WE are creatures of habit. We are also creatures of indoctrination, training, and pre-set patterns. The concept of an “outlier,” when one practices a specific pattern of physical and psychological behaviors, is that these patterns become imbued and inculcated into future performances.

Some have placed the numeric figure of 10,000 repetitions relative to achieving a “mastery” with respect to any given field of study. High-functioning sports figures display these traits.

My particular field of interest is the application of deadly force. In law enforcement, we are held accountable to a very high degree for each and every action taken in the field. Actions taken must have a legal, moral, and ethical justification to support them and must follow prescribed guidelines set through protocols, practices, and procedures established by the entities involved.

Hollywood does not reflect the reality of the courts. The vast majority of YouTube videos and the like are even less reflective of the realistic demands for personal accountability required within judicial models. For the sake of spin and marketing, much is proffered through various media outlets by training entities that will land one in hot water should one adhere to such flawed techniques and theories.

It is highly improbable that those teaching these techniques will be there for you in court. It is highly probable that, should they be subpoenaed, they would be destroyed within minutes either through depositions or once placed on the witness stand. Absent any validated, vetted, or verifiable documentation of an individual’s claims as to their background, such individuals are often simply lying.

The seminal issue is the following: I have personally observed training regimens wherein entire magazines are emptied into targets only to achieve a slide/bolt locked-back condition, then followed by yet another entire magazine emptied into the same target(s). While this may be great fun and an adrenaline-pulsing event, it sets in motion a dangerous precedent.

When a threat no longer exists, the application of force employed to counter the threat, by law, should cease as well. I am more than aware that theory versus application can oftentimes be disparate in nature. It is one thing to apply theory and/or techniques within a pre-known clinical setting, and quite another to apply those same factors when faced with very real lifeand- death scenarios imposed under severe time constraints.

Juries view force through a different lens than you perhaps do. Perception of force is at times colored by Hollywood fare and the fact that many jurors have never been placed into critical decision-making events. This is not their fault; it is simply a point of fact.

When an application of force is ultimately viewed by juries through video or cell-phone capture, it can easily be misinterpreted as excessive, unwarranted, and unlawful. In some cases, this may be true. In other cases, the force application was, by all applicable standards, fair and just … and yet juries do not view it as such.

This is the paradox of deadly force application. Your actions are ultimately adjudged by those who might never have experienced a scintilla of the decision-making skills and actions that you undertook in fractions of a second. Training must account for the fact that one is expected to cease the application of force when active resistance is overcome.

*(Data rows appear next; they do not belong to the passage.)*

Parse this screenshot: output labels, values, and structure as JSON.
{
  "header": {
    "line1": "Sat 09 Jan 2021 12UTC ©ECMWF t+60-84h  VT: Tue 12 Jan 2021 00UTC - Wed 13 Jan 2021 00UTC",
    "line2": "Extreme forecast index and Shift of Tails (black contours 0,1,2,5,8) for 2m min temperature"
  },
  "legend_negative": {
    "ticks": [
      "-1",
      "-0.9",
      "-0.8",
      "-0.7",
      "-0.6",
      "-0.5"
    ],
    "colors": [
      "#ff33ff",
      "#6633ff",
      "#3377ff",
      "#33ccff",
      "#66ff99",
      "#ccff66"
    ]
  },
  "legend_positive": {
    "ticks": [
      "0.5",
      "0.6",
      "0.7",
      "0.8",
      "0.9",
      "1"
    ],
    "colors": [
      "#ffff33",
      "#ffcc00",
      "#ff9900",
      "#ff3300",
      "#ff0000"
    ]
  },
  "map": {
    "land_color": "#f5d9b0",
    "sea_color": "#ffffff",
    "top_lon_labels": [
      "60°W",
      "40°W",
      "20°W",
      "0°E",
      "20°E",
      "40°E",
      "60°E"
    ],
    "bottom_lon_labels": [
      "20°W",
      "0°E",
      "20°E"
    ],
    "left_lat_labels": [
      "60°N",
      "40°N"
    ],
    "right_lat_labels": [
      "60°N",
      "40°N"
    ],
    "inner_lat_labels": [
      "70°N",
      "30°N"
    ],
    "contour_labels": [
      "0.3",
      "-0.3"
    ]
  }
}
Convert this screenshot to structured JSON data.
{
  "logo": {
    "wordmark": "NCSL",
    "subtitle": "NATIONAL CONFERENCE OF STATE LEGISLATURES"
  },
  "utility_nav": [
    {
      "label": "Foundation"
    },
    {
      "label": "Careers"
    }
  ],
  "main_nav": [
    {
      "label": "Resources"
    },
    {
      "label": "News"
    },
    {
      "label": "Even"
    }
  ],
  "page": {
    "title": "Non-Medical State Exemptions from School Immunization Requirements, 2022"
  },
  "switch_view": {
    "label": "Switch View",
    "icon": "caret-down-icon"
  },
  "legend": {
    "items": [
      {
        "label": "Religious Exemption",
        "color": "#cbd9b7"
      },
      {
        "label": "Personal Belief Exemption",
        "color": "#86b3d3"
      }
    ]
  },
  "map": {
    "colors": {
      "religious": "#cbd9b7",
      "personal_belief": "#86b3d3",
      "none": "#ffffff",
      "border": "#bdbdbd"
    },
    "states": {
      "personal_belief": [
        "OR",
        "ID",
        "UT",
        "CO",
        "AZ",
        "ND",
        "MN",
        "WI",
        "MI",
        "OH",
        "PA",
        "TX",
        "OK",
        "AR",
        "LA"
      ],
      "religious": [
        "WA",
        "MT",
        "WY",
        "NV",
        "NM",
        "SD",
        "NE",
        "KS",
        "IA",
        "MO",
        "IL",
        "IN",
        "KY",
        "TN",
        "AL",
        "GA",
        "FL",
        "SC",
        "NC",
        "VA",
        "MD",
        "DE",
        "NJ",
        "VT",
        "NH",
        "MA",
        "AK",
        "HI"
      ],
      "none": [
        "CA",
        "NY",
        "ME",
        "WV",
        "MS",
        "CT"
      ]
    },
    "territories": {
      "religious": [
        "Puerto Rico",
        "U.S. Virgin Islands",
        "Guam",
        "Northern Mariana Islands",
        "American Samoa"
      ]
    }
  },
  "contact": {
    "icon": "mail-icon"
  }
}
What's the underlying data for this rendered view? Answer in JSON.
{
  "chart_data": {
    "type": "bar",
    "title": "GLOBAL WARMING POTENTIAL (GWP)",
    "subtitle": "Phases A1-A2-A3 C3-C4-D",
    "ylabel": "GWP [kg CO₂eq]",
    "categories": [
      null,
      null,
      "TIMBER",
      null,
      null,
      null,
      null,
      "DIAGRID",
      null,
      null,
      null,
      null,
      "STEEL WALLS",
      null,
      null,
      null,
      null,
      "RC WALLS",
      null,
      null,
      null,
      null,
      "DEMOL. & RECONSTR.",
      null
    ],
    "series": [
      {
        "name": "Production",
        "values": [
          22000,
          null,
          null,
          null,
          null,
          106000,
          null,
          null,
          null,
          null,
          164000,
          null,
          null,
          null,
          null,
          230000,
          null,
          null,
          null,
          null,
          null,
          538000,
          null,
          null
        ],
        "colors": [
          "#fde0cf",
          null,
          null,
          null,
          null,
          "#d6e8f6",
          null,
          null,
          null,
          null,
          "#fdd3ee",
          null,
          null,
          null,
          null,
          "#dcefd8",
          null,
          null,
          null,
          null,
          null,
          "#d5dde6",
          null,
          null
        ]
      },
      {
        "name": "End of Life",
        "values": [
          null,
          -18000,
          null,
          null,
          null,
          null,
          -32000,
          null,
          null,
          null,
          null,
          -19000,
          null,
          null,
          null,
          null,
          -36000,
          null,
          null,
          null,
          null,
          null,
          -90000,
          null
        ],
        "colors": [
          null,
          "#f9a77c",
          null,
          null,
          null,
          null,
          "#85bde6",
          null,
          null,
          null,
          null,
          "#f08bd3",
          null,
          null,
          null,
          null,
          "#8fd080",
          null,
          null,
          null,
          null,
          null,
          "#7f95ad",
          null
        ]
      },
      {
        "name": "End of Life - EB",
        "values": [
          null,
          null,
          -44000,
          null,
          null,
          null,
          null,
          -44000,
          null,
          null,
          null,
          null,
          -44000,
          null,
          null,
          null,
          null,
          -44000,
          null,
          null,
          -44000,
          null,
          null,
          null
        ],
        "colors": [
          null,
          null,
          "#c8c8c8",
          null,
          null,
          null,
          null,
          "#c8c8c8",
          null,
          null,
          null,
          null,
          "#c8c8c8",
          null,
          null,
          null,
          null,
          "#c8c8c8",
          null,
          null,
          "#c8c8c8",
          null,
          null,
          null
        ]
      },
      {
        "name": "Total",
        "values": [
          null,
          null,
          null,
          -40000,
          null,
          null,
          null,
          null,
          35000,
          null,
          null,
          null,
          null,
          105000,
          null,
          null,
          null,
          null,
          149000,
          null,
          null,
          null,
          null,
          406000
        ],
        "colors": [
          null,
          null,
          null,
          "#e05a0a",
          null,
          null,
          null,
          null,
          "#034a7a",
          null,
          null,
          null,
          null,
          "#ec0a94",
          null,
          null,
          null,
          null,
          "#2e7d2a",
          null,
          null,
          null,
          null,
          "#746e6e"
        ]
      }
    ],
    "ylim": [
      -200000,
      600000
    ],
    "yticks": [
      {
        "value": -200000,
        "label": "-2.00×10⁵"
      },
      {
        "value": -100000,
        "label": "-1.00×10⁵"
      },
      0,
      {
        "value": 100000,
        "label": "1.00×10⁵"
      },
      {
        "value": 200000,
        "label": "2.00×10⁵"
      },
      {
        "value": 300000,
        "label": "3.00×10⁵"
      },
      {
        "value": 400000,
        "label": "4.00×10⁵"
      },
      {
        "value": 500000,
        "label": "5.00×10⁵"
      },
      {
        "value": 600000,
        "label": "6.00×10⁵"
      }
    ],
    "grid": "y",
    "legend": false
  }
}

Static targets do not alter their configuration when engaged. They remain steadfastly resistant while awaiting additional rounds. Steel reactive targets can be set to fall when engaged. These can be purchased for relatively nominal costs. Sophisticated target systems can be set to fall via remote controlled devices or tripped electronic sensors, but such systems are well outside the budgets of most entities. This is when the instructors must use innovative yet realistic drills on simple static paper target systems.

Bear in mind that some suspects may present continual threats for any number of mitigating reasons. Body armor, narcotic influence, the physical ability to overcome high pain thresholds, or simply sheer toughness have often been displayed in documented shootings.

Conducting “pull-back” drills can go toward this effort. Forcing students to stop mid-stride in any given sequence of fire starts one on this path. An instructor stating, “He’s down” is simple and effective. Cheap and basic objects such as balloons and clay targets can readily be affixed to paper targets to replicate when it is no longer a threat. Blind drills on multiple shoot/no-shoot targets force students to mentally work through problems. Limiting the number of rounds in any given sequence also goes well toward this effort.

When individuals are encouraged to “shoot to dry condition,” it sets a dangerous precedent. Many civilianoriented schools run along this format. Advertised as shooting 1,000 rounds in a single day in order to increase attendance tells me one thing: Little, if any, thought is given to problem solving.

It takes time to explain and conduct changing drills. It takes time to reset problems or upgrade complex scenarios. It takes time to properly debrief a student’s actions. It takes time to render debriefs on actual documented shootings that mirror the problems presented to a class. It is not the number of rounds, but the quality of those rounds utilized.

The patterns set in training dictate a student’s performance in the field. Failure to comprehend this salient fact generally results in sub-standard performance.